3. Vollstreckung von ausländischen Bussen in der Schweiz
Falls die Firma X die Busse nicht bezahlt, stellt sich die Frage, unter welchen Voraussetzungen die Bussenverfügung durch die Schweizer Behörden vollstreckt wird. Eine Vollstreckung durch den ausländischen Staat auf Schweizer Staatsgebiet ist in jedem Fall ausgeschlossen. Ausländische Staaten müssen für die Vollstreckung den Rechtshilfeweg beschreiten und ihre Verfügungen durch die zuständigen Schweizer Behörden im Inland vollstrecken lassen. Dies geschieht über entsprechende Staatsverträge, wobei die Schweiz mit mehreren ihrer Nachbarstaaten solche Staatsverträge abgeschlossen hat: 

3.1 Frankreich
Die Schweiz und Frankreich haben die gegenseitige Vollstreckung von Ordnungsbussen staatsvertraglich geregelt (SR 0.360.349.1). Auf Ersuchen der französischen Behörde teilt die Schweiz die Fahrzeughalterdaten sowie die Fahrzeugdaten aus dem Schweizer Halterregister mit. Basierend auf diesen Daten kann die ausländische Behörde die Bussenverfügung direkt an den Schweizer Halter zustellen. 

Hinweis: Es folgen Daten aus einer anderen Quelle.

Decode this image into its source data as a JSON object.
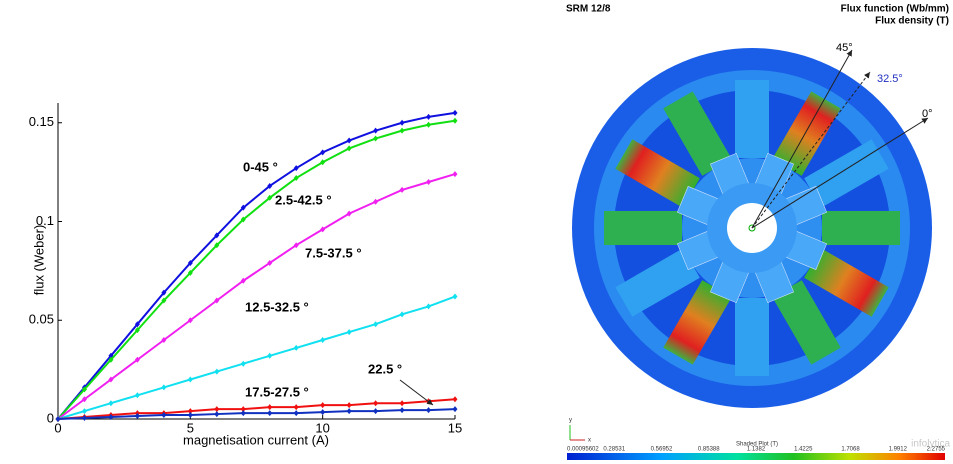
{
  "chart_data": {
    "type": "line",
    "x_label": "magnetisation current (A)",
    "y_label": "flux (Weber)",
    "x": [
      0,
      1,
      2,
      3,
      4,
      5,
      6,
      7,
      8,
      9,
      10,
      11,
      12,
      13,
      14,
      15
    ],
    "xlim": [
      0,
      15
    ],
    "xticks": [
      0,
      5,
      10,
      15
    ],
    "ylim": [
      0,
      0.16
    ],
    "yticks": [
      0,
      0.05,
      0.1,
      0.15
    ],
    "series": [
      {
        "name": "0-45 °",
        "color": "#1010e0",
        "values": [
          0,
          0.016,
          0.032,
          0.048,
          0.064,
          0.079,
          0.093,
          0.107,
          0.118,
          0.127,
          0.135,
          0.141,
          0.146,
          0.15,
          0.153,
          0.155
        ]
      },
      {
        "name": "2.5-42.5 °",
        "color": "#10e010",
        "values": [
          0,
          0.015,
          0.03,
          0.045,
          0.06,
          0.074,
          0.088,
          0.101,
          0.112,
          0.122,
          0.13,
          0.137,
          0.142,
          0.146,
          0.149,
          0.151
        ]
      },
      {
        "name": "7.5-37.5 °",
        "color": "#f020f0",
        "values": [
          0,
          0.01,
          0.02,
          0.03,
          0.04,
          0.05,
          0.06,
          0.07,
          0.079,
          0.088,
          0.096,
          0.104,
          0.11,
          0.116,
          0.12,
          0.124
        ]
      },
      {
        "name": "12.5-32.5 °",
        "color": "#10e0f0",
        "values": [
          0,
          0.004,
          0.008,
          0.012,
          0.016,
          0.02,
          0.024,
          0.028,
          0.032,
          0.036,
          0.04,
          0.044,
          0.048,
          0.053,
          0.057,
          0.062
        ]
      },
      {
        "name": "17.5-27.5 °",
        "color": "#f01010",
        "values": [
          0,
          0.001,
          0.002,
          0.003,
          0.003,
          0.004,
          0.005,
          0.005,
          0.006,
          0.006,
          0.007,
          0.007,
          0.008,
          0.008,
          0.009,
          0.01
        ]
      },
      {
        "name": "22.5 °",
        "color": "#1030c0",
        "values": [
          0,
          0.0005,
          0.001,
          0.0015,
          0.002,
          0.002,
          0.0025,
          0.003,
          0.003,
          0.003,
          0.0035,
          0.004,
          0.004,
          0.0045,
          0.0045,
          0.005
        ]
      }
    ]
  },
  "figure": {
    "title": "SRM 12/8",
    "legend_lines": [
      "Flux function (Wb/mm)",
      "Flux density (T)"
    ],
    "angles": [
      "45°",
      "32.5°",
      "0°"
    ],
    "axes": [
      "x",
      "y"
    ],
    "logo": "infolytica",
    "colorbar": {
      "title": "Shaded Plot (T)",
      "labels": [
        "0.00095602",
        "0.28531",
        "0.56952",
        "0.85388",
        "1.1382",
        "1.4225",
        "1.7068",
        "1.9912",
        "2.2755"
      ]
    }
  }
}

Wird die Busse nicht fristgerecht bezahlt, vollstrecken die Schweizer Behörden anschliessend auf Ersuchen der französischen Behörden die Bussenverfügung gegen den Fahrzeughalter, sofern gewisse Voraussetzungen kumulativ erfüllt sind (Art. 47 Staatsvertrag CH – FR): 1. Die Busse muss mindestens 70 Euro bzw. 100 CHF betragen; 2. das Ersuchen beschränkt sich auf die Einforderung eines Geldbetrags und es wurden keine weiteren Massnahmen verfügt; 3. die Verfügung ist vollstreckbar und nicht verjährt; und 4. sie betrifft eine natürliche Person, welche in der Schweiz aufgrund des Sachverhalts strafrechtlich belangt werden kann. 

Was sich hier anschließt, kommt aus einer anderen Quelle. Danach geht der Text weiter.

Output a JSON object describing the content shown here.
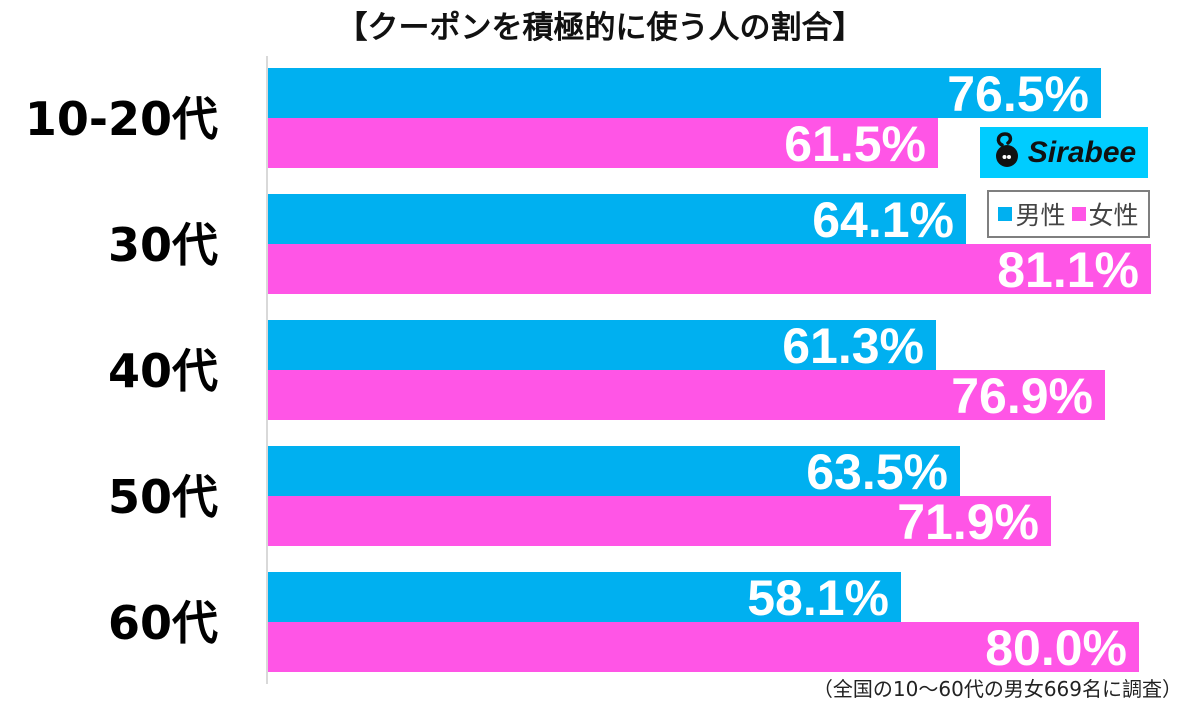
{
  "title": "【クーポンを積極的に使う人の割合】",
  "legend": {
    "male_label": "男性",
    "female_label": "女性",
    "male_color": "#00b0f0",
    "female_color": "#ff55e6"
  },
  "logo": {
    "text": "Sirabee",
    "icon": "sirabee-mascot-icon",
    "bg_color": "#00ccff"
  },
  "footnote": "（全国の10〜60代の男女669名に調査）",
  "groups": [
    {
      "label": "10-20代",
      "male": "76.5%",
      "female": "61.5%"
    },
    {
      "label": "30代",
      "male": "64.1%",
      "female": "81.1%"
    },
    {
      "label": "40代",
      "male": "61.3%",
      "female": "76.9%"
    },
    {
      "label": "50代",
      "male": "63.5%",
      "female": "71.9%"
    },
    {
      "label": "60代",
      "male": "58.1%",
      "female": "80.0%"
    }
  ],
  "chart_data": {
    "type": "bar",
    "orientation": "horizontal",
    "title": "【クーポンを積極的に使う人の割合】",
    "categories": [
      "10-20代",
      "30代",
      "40代",
      "50代",
      "60代"
    ],
    "series": [
      {
        "name": "男性",
        "color": "#00b0f0",
        "values": [
          76.5,
          64.1,
          61.3,
          63.5,
          58.1
        ]
      },
      {
        "name": "女性",
        "color": "#ff55e6",
        "values": [
          61.5,
          81.1,
          76.9,
          71.9,
          80.0
        ]
      }
    ],
    "xlabel": "",
    "ylabel": "",
    "unit": "%",
    "xlim": [
      0,
      100
    ],
    "grid": false,
    "data_labels": true,
    "legend_position": "upper right (inside)",
    "annotation": "（全国の10〜60代の男女669名に調査）"
  }
}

Im vorliegenden Fall wäre somit ein Vollstreckungsersuchen von Frankreich nicht möglich, da die Firma X als Fahrzeughalterin und Eigentümerin eine juristische Person ist. 

3.2 Deutschland
Zwischen den Staaten bestand zwar seit 2002 ein entsprechender Polizeivertrag, welcher die Zustellung von Bussenverfügungen sowie die Ermittlung und Bekanntgabe von Halterdaten regelte. Die Vollstreckung von deutschen Bussenverfügungen in der Schweiz war nach dem alten Staatsvertrag jedoch nicht möglich. Am 1. Mai 2024 ist nun aber der revidierte Polizeivertrag in Kraft getreten und regelt auch die Vollstreckungshilfe für Bussen­entscheide (SR 0.360.136.1). 

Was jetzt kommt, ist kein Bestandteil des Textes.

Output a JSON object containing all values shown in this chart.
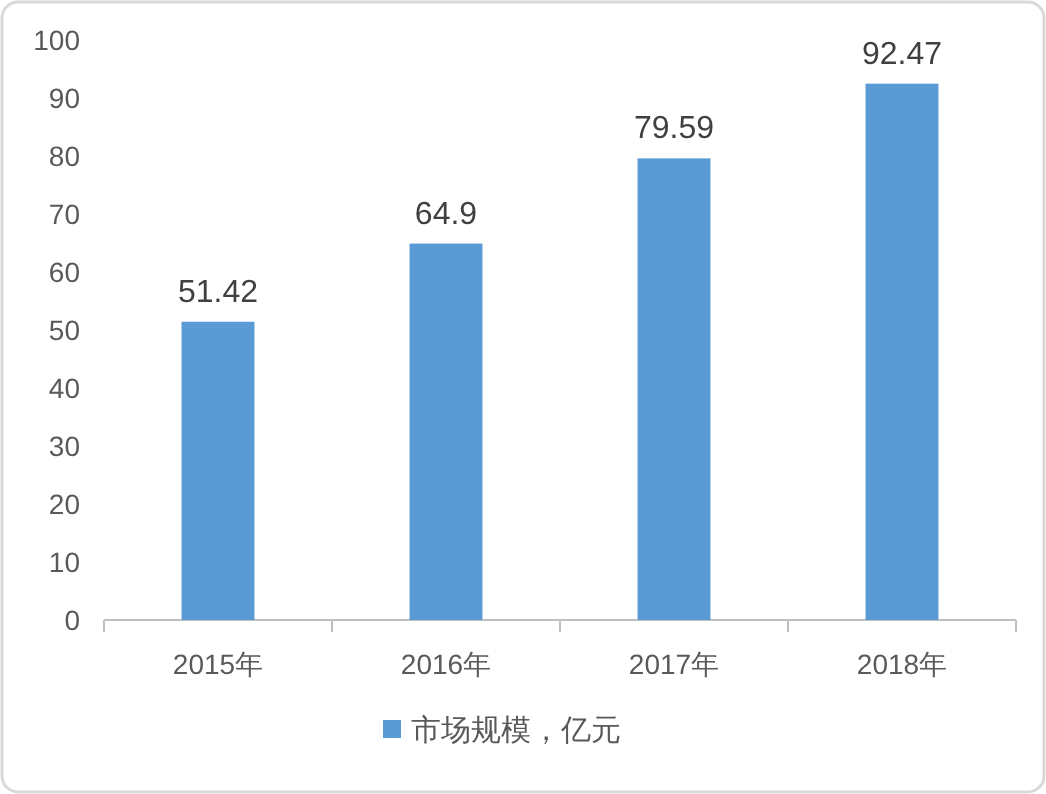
{
  "chart_data": {
    "type": "bar",
    "categories": [
      "2015年",
      "2016年",
      "2017年",
      "2018年"
    ],
    "series": [
      {
        "name": "市场规模，亿元",
        "color": "#5b9bd5",
        "values": [
          51.42,
          64.9,
          79.59,
          92.47
        ]
      }
    ],
    "ylim": [
      0,
      100
    ],
    "yticks": [
      0,
      10,
      20,
      30,
      40,
      50,
      60,
      70,
      80,
      90,
      100
    ],
    "data_labels": true,
    "legend": "bottom"
  }
}
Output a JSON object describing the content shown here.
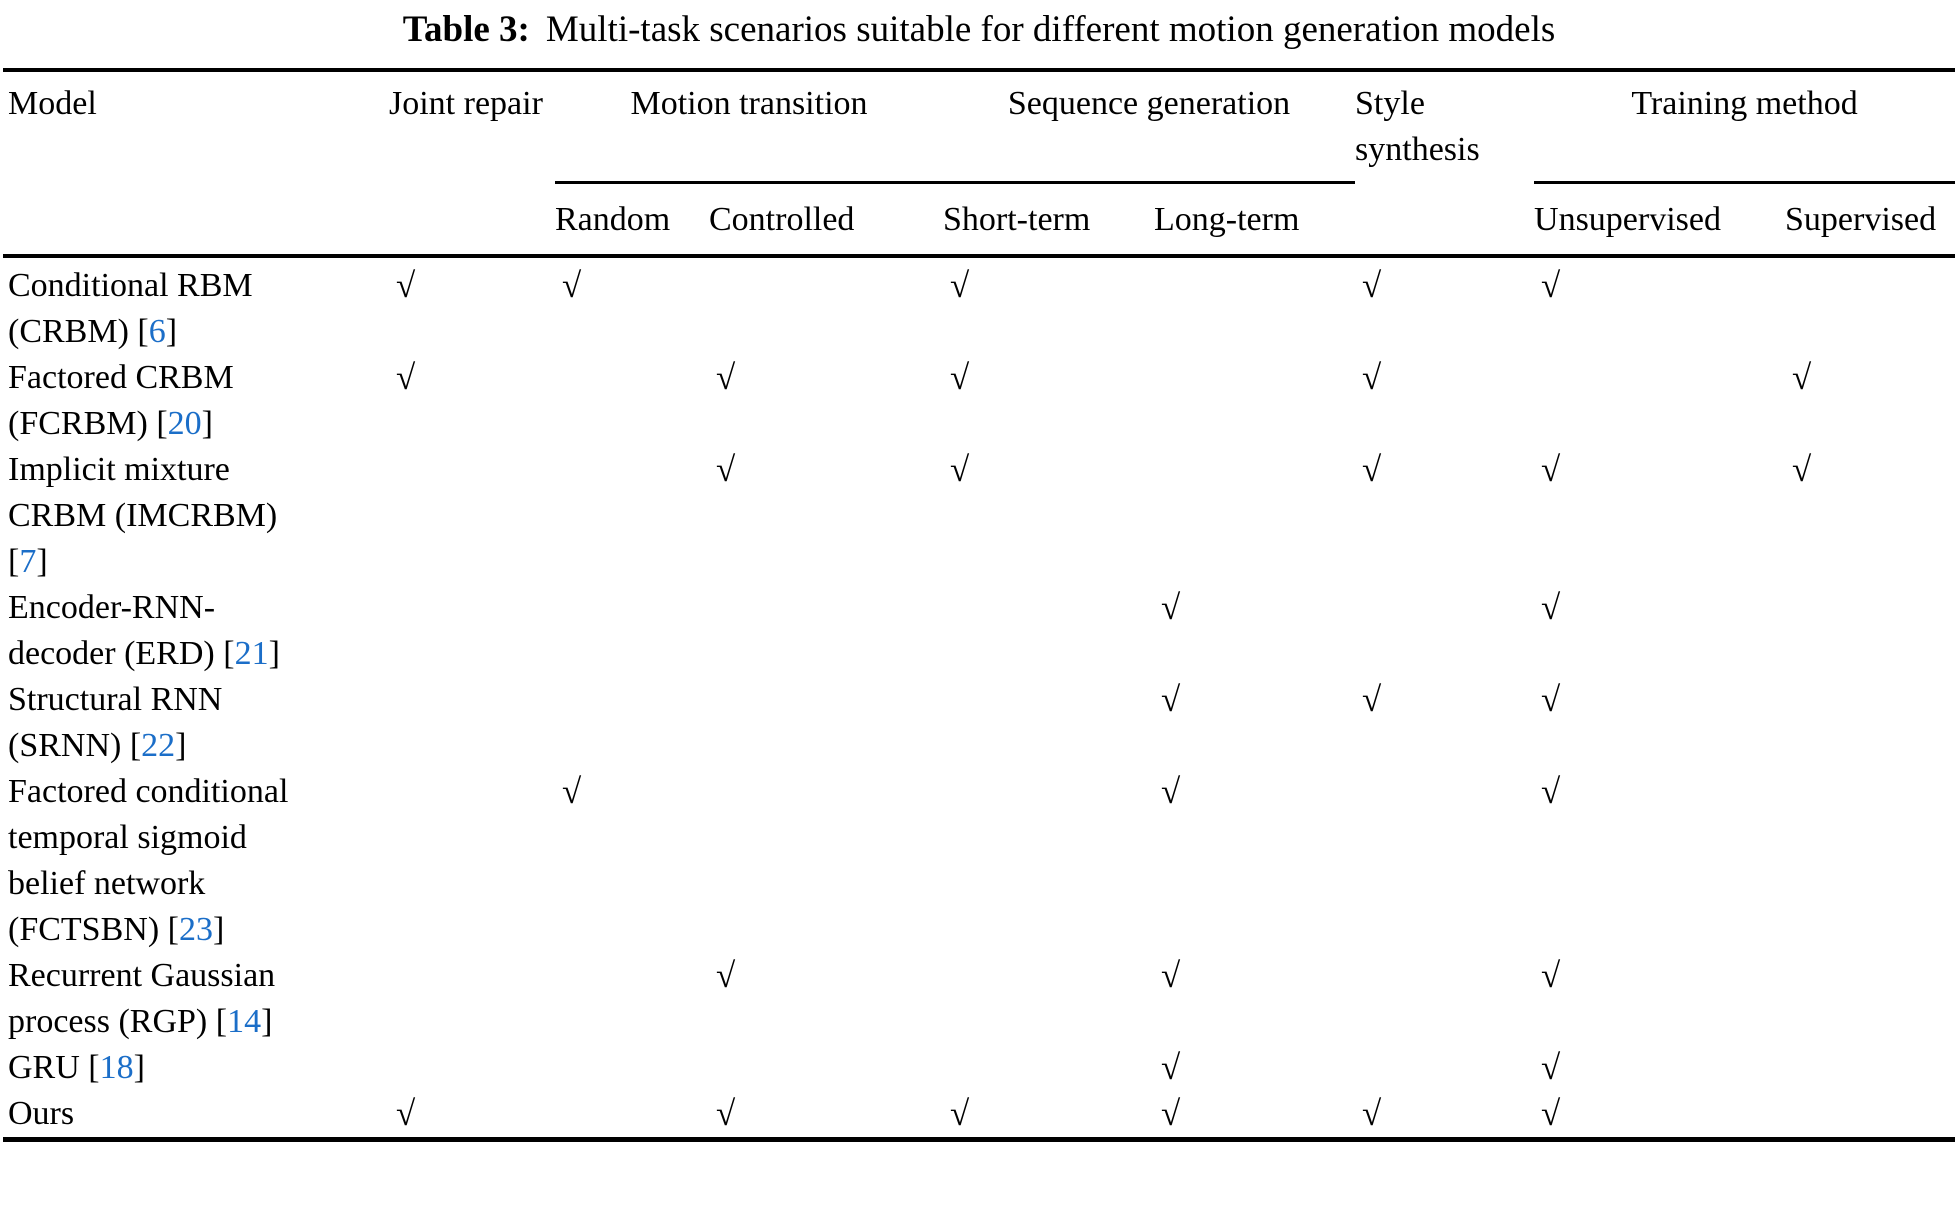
{
  "caption": {
    "label": "Table 3:",
    "text": "Multi-task scenarios suitable for different motion generation models"
  },
  "header": {
    "model": "Model",
    "joint_repair": "Joint repair",
    "motion_transition": "Motion transition",
    "sequence_generation": "Sequence generation",
    "style_synthesis": "Style synthesis",
    "training_method": "Training method",
    "sub": {
      "random": "Random",
      "controlled": "Controlled",
      "short_term": "Short-term",
      "long_term": "Long-term",
      "unsupervised": "Unsupervised",
      "supervised": "Supervised"
    }
  },
  "check_glyph": "√",
  "colors": {
    "cite_blue": "#1b6ec8",
    "text": "#000000",
    "background": "#ffffff"
  },
  "columns_order": [
    "joint_repair",
    "random",
    "controlled",
    "short_term",
    "long_term",
    "style_synthesis",
    "unsupervised",
    "supervised"
  ],
  "rows": [
    {
      "name": "Conditional RBM (CRBM)",
      "cite": "6",
      "checks": {
        "joint_repair": 1,
        "random": 1,
        "controlled": 0,
        "short_term": 1,
        "long_term": 0,
        "style_synthesis": 1,
        "unsupervised": 1,
        "supervised": 0
      }
    },
    {
      "name": "Factored CRBM (FCRBM)",
      "cite": "20",
      "checks": {
        "joint_repair": 1,
        "random": 0,
        "controlled": 1,
        "short_term": 1,
        "long_term": 0,
        "style_synthesis": 1,
        "unsupervised": 0,
        "supervised": 1
      }
    },
    {
      "name": "Implicit mixture CRBM (IMCRBM)",
      "cite": "7",
      "checks": {
        "joint_repair": 0,
        "random": 0,
        "controlled": 1,
        "short_term": 1,
        "long_term": 0,
        "style_synthesis": 1,
        "unsupervised": 1,
        "supervised": 1
      }
    },
    {
      "name": "Encoder-RNN-decoder (ERD)",
      "cite": "21",
      "checks": {
        "joint_repair": 0,
        "random": 0,
        "controlled": 0,
        "short_term": 0,
        "long_term": 1,
        "style_synthesis": 0,
        "unsupervised": 1,
        "supervised": 0
      }
    },
    {
      "name": "Structural RNN (SRNN)",
      "cite": "22",
      "checks": {
        "joint_repair": 0,
        "random": 0,
        "controlled": 0,
        "short_term": 0,
        "long_term": 1,
        "style_synthesis": 1,
        "unsupervised": 1,
        "supervised": 0
      }
    },
    {
      "name": "Factored conditional temporal sigmoid belief network (FCTSBN)",
      "cite": "23",
      "checks": {
        "joint_repair": 0,
        "random": 1,
        "controlled": 0,
        "short_term": 0,
        "long_term": 1,
        "style_synthesis": 0,
        "unsupervised": 1,
        "supervised": 0
      }
    },
    {
      "name": "Recurrent Gaussian process (RGP)",
      "cite": "14",
      "checks": {
        "joint_repair": 0,
        "random": 0,
        "controlled": 1,
        "short_term": 0,
        "long_term": 1,
        "style_synthesis": 0,
        "unsupervised": 1,
        "supervised": 0
      }
    },
    {
      "name": "GRU",
      "cite": "18",
      "checks": {
        "joint_repair": 0,
        "random": 0,
        "controlled": 0,
        "short_term": 0,
        "long_term": 1,
        "style_synthesis": 0,
        "unsupervised": 1,
        "supervised": 0
      }
    },
    {
      "name": "Ours",
      "cite": null,
      "checks": {
        "joint_repair": 1,
        "random": 0,
        "controlled": 1,
        "short_term": 1,
        "long_term": 1,
        "style_synthesis": 1,
        "unsupervised": 1,
        "supervised": 0
      }
    }
  ]
}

Die Voraussetzungen sind im Wesentlichen dieselben wie im Staatsvertrag mit Frankreich, wobei die Bussenhöhe aber bloss 70 EUR bzw. 80 CHF betragen muss. Anders als im Staatsvertrag mit Frankreich ist mit Deutschland aber zusätzlich vorgesehen, dass Vollstreckungsmassnehmen auch gegen juristische Personen möglich sind. Zudem ermitteln die Schweizer Behörden auf Ersuchen die Identität der fahrzeuglenkenden natürlichen Person (Art. 46 Abs. 2 und 3 Staatsvertrag CH – DE). Es ist davon auszugehen dass die Schweizer Behörden in diesem Fall das Verfahren nach Art. 7 Abs. 4 und 5 Ordnungsbussengesetz durchführen und die Firma X als Fahrzeughalterin dazu auffordern, den fehlbaren Lenker zu bezeichnen.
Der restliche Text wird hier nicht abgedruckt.